Government can’t make jobs, or at least any jobs that actually create wealth (govt. jobs are a net negative to GDP). The best and only thing the government can really do to help employment is to have policies that encourage economic growth. Wealth is created by businesses, so the government must do all it can to stay out of the way, or even grease the skids, for business. Good trade policies, reasonable and understandable tax policies, regulations limited to the minimum truly required, support production of energy, good interstate commerce and financial regs, protect the borders, etc. Also the government has to stop discouraging people from working by paying them indefinitely to not work, providing college grants to people who never attend a single class, penalizing people for getting married, paying unmarried moms to have more babies, etc. Destruction of marriage and family is the biggest govt. crime ever, directly related to our ever-declining labor participation rate.

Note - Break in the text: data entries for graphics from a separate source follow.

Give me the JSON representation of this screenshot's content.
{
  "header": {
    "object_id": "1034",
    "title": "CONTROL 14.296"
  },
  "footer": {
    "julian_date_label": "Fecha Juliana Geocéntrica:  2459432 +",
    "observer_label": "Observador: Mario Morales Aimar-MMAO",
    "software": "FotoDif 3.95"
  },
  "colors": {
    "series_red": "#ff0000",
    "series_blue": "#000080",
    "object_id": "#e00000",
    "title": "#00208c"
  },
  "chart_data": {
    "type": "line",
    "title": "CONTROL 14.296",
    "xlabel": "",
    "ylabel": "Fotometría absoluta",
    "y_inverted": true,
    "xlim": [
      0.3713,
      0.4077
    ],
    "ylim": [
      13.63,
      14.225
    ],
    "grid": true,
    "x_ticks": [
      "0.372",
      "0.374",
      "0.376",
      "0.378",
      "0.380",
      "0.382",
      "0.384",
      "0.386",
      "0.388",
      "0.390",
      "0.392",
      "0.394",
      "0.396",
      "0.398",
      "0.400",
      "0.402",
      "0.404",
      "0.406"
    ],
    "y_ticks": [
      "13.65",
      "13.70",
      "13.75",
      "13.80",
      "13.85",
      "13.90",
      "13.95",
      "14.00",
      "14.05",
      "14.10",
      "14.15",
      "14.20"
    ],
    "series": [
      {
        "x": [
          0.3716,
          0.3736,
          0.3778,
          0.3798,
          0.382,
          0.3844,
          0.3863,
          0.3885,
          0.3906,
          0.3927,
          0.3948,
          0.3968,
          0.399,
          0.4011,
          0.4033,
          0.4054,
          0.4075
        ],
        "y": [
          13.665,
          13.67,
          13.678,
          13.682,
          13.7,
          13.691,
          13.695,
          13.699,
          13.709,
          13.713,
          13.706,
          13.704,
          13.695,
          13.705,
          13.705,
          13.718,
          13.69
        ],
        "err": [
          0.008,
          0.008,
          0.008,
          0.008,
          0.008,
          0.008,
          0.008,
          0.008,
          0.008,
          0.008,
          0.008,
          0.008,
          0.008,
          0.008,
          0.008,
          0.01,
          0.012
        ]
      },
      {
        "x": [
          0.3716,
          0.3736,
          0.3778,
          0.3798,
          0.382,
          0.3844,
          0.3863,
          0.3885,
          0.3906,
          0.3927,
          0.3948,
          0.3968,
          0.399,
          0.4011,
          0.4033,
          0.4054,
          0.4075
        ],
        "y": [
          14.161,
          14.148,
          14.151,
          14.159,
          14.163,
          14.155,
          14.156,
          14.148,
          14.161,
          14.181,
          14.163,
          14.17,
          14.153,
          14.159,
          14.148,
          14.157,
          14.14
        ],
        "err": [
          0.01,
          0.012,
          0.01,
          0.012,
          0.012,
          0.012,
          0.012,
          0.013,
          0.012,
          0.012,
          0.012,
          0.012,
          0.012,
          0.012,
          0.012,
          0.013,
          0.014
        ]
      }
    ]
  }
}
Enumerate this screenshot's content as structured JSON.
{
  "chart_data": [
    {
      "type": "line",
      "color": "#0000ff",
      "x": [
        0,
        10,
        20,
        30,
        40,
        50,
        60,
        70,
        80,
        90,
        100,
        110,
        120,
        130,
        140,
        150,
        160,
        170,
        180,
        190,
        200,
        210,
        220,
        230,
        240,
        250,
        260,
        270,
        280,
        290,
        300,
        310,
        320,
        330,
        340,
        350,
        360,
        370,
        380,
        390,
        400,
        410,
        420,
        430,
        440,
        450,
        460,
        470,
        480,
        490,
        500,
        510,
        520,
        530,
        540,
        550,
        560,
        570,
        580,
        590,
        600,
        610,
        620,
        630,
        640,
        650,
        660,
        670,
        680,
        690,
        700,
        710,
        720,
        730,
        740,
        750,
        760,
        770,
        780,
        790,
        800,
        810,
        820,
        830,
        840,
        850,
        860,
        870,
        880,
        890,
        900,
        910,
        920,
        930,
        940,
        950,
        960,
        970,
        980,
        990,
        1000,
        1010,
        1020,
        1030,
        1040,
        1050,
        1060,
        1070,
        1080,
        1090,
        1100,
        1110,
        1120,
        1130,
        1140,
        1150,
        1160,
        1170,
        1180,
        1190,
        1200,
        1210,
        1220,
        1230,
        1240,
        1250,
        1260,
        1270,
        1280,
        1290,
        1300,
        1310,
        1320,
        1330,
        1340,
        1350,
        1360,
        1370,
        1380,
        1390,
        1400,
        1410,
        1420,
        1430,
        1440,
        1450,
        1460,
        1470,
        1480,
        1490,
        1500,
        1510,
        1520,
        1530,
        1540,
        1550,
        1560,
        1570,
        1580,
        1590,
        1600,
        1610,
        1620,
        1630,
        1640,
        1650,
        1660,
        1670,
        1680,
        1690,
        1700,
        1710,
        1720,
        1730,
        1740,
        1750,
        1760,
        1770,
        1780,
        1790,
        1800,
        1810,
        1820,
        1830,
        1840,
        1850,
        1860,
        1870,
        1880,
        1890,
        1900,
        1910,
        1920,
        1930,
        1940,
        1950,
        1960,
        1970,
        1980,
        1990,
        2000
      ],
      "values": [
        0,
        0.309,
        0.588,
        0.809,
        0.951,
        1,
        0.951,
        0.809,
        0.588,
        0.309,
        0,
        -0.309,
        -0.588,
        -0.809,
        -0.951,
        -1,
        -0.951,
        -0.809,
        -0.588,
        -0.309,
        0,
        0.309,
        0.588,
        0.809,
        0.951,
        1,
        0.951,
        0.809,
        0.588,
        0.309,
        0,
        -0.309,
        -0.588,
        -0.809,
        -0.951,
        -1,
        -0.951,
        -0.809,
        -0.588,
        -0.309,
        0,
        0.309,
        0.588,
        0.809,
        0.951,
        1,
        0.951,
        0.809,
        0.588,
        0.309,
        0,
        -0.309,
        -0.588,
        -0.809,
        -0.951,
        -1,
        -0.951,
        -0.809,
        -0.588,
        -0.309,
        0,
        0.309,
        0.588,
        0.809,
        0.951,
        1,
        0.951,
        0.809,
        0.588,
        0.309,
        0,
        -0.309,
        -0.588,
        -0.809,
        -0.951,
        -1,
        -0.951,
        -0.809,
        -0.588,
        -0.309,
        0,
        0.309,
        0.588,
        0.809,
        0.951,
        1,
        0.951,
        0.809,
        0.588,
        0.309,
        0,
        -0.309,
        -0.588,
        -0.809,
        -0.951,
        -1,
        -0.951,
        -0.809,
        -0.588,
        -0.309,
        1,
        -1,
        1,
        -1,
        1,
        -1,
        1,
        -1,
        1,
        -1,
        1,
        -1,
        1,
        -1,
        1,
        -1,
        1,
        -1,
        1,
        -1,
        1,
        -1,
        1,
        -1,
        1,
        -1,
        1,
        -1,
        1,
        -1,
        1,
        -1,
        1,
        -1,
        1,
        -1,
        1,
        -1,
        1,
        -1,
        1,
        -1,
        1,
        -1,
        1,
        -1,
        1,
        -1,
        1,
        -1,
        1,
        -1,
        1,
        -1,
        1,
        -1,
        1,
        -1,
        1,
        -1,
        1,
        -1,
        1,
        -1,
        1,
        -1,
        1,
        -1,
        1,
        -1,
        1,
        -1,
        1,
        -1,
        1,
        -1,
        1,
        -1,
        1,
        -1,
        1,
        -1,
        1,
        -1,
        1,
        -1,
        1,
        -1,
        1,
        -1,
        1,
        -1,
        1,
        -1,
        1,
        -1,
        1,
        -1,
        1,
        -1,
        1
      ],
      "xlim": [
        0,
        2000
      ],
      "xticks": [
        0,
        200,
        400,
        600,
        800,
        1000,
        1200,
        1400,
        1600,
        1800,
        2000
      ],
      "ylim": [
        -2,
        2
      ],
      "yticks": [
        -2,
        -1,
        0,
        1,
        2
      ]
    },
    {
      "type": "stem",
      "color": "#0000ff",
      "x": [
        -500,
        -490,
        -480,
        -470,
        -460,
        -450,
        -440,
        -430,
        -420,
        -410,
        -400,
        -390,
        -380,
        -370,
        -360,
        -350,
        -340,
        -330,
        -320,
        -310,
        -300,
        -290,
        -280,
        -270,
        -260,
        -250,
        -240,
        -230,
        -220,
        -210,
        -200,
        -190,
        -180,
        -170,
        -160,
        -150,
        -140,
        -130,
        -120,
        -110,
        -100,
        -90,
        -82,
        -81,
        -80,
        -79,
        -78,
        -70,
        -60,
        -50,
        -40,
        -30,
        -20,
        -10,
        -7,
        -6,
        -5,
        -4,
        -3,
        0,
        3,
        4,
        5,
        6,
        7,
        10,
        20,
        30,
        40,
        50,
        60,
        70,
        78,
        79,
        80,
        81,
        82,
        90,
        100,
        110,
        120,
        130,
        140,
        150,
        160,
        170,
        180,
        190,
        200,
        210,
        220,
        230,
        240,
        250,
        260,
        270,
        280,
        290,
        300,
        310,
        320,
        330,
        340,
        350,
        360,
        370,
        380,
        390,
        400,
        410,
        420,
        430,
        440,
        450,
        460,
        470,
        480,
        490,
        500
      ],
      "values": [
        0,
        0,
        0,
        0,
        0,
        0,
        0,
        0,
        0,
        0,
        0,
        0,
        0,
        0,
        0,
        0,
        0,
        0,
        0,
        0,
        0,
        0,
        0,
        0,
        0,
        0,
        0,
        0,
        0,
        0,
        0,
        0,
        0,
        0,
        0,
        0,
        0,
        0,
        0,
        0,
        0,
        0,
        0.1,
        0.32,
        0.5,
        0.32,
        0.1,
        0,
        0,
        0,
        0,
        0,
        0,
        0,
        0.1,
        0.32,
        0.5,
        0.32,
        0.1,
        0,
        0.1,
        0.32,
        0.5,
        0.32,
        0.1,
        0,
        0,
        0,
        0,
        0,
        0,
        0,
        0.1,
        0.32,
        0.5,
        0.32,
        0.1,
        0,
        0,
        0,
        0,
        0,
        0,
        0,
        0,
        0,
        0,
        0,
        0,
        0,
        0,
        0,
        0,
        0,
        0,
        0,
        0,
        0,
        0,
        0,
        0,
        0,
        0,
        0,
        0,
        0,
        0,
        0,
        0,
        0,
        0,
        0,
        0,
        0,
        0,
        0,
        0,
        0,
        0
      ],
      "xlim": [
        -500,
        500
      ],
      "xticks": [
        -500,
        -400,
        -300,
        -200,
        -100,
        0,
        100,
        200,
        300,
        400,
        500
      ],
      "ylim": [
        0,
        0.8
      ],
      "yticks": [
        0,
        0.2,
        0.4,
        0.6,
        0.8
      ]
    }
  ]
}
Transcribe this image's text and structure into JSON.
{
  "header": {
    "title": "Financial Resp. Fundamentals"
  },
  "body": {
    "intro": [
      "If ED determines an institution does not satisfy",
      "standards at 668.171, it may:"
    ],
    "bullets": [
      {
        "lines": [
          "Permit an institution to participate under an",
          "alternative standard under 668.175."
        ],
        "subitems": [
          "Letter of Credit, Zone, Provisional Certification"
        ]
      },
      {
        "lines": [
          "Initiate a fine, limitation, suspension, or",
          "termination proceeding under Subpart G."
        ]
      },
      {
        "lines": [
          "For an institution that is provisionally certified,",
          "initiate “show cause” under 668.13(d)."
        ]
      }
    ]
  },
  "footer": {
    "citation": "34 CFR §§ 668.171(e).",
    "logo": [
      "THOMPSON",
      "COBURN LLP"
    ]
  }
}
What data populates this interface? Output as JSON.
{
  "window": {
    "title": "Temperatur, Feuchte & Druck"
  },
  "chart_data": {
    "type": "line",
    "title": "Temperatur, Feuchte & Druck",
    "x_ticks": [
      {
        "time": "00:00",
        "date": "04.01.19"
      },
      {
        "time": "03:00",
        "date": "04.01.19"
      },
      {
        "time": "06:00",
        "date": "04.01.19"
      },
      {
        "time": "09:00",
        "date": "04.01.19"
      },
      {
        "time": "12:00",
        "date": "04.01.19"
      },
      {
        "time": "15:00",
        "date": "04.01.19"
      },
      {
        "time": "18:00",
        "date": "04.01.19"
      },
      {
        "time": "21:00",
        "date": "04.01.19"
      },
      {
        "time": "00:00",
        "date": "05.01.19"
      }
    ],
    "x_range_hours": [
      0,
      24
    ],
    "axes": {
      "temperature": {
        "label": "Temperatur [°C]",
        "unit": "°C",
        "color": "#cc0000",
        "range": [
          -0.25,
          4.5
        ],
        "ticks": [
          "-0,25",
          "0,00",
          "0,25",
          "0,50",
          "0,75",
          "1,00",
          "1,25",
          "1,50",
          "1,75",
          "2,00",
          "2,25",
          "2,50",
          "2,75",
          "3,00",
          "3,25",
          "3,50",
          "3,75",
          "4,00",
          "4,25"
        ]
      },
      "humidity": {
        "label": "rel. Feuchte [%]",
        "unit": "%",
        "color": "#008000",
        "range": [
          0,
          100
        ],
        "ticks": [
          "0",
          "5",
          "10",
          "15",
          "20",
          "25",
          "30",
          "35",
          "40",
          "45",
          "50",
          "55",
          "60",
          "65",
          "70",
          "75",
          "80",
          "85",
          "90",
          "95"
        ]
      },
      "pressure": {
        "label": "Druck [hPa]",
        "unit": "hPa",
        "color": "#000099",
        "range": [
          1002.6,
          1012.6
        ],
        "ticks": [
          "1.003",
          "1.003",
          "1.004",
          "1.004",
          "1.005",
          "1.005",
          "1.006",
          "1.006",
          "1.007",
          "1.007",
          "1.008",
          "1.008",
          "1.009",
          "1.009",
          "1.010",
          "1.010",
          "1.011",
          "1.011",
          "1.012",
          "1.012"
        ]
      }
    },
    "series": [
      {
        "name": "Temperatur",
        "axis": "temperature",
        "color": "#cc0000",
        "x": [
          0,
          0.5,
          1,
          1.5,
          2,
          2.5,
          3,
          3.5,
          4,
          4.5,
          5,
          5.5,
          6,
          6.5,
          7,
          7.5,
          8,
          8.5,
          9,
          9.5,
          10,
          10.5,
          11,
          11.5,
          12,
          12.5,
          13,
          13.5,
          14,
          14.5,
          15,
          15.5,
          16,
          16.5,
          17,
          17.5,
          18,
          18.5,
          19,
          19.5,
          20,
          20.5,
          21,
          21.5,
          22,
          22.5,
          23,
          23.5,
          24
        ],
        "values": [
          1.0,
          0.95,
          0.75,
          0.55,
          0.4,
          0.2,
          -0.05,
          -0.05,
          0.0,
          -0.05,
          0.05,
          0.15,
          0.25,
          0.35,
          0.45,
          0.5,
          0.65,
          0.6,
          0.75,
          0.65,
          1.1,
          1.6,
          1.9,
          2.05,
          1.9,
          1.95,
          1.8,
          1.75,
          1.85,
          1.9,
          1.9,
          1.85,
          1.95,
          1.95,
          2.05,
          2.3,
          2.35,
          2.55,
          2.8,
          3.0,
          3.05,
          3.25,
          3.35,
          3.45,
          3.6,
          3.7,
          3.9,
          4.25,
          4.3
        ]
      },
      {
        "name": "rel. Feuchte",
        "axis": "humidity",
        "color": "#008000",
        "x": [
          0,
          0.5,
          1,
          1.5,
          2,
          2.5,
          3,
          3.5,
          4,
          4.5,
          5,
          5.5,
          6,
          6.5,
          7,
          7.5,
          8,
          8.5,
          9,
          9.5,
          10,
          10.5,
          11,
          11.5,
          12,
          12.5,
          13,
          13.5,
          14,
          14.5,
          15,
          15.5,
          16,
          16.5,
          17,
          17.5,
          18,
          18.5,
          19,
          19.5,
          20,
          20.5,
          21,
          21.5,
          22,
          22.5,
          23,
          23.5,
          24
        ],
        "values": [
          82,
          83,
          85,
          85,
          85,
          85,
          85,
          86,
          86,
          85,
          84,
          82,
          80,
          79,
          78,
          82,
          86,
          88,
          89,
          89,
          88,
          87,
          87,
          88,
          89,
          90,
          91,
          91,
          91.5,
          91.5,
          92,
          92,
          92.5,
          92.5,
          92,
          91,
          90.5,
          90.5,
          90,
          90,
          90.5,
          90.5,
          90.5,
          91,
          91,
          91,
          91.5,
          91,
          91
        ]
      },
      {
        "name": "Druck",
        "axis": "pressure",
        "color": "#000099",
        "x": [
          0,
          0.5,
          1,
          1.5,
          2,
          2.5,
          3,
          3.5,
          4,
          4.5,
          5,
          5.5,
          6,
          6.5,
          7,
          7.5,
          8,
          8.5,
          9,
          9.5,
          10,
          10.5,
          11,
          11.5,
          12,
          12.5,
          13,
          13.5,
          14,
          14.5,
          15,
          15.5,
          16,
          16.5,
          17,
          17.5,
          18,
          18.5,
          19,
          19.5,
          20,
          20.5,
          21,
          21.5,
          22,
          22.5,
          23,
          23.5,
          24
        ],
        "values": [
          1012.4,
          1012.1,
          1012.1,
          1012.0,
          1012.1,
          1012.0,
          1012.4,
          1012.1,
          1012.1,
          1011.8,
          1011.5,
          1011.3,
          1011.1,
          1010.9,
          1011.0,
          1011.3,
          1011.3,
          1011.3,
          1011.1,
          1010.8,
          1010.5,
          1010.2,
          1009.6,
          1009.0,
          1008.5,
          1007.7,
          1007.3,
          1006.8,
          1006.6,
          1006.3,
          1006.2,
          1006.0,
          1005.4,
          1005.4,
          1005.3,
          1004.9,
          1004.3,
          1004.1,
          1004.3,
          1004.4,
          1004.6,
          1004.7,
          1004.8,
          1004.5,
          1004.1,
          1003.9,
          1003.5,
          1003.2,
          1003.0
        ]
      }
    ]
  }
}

And what if the feds just let businesses and citizens keep most of the money they earn, instead of taking so much in only to waste half and redistribute the rest? Wouldn’t there be a lot more jobs and prosperity?
Thanks – good to hear from you. By the way, 6 inches of snow here in the Carolinas today. They are freaking out!
Thanks, Tom. I remember that program in Lewistown and have an idea why it didn’t work. You mentioned three reasons. Part of it was they were supposed to earn a GED or diploma if they didn’t have one, but some were too lazy to do that. They were even paid to attend class! I was thinking more of industrious people who needed training for a new job. As for snow back there, lots of people, not enough resources to tackle the overwhelming snow removal problem, and other problems leave them desperate when they get more snow than they can handle. I have relatives in PA who were without power for a few days. That would cause me to panic.Thanks for the reply. Take care out there.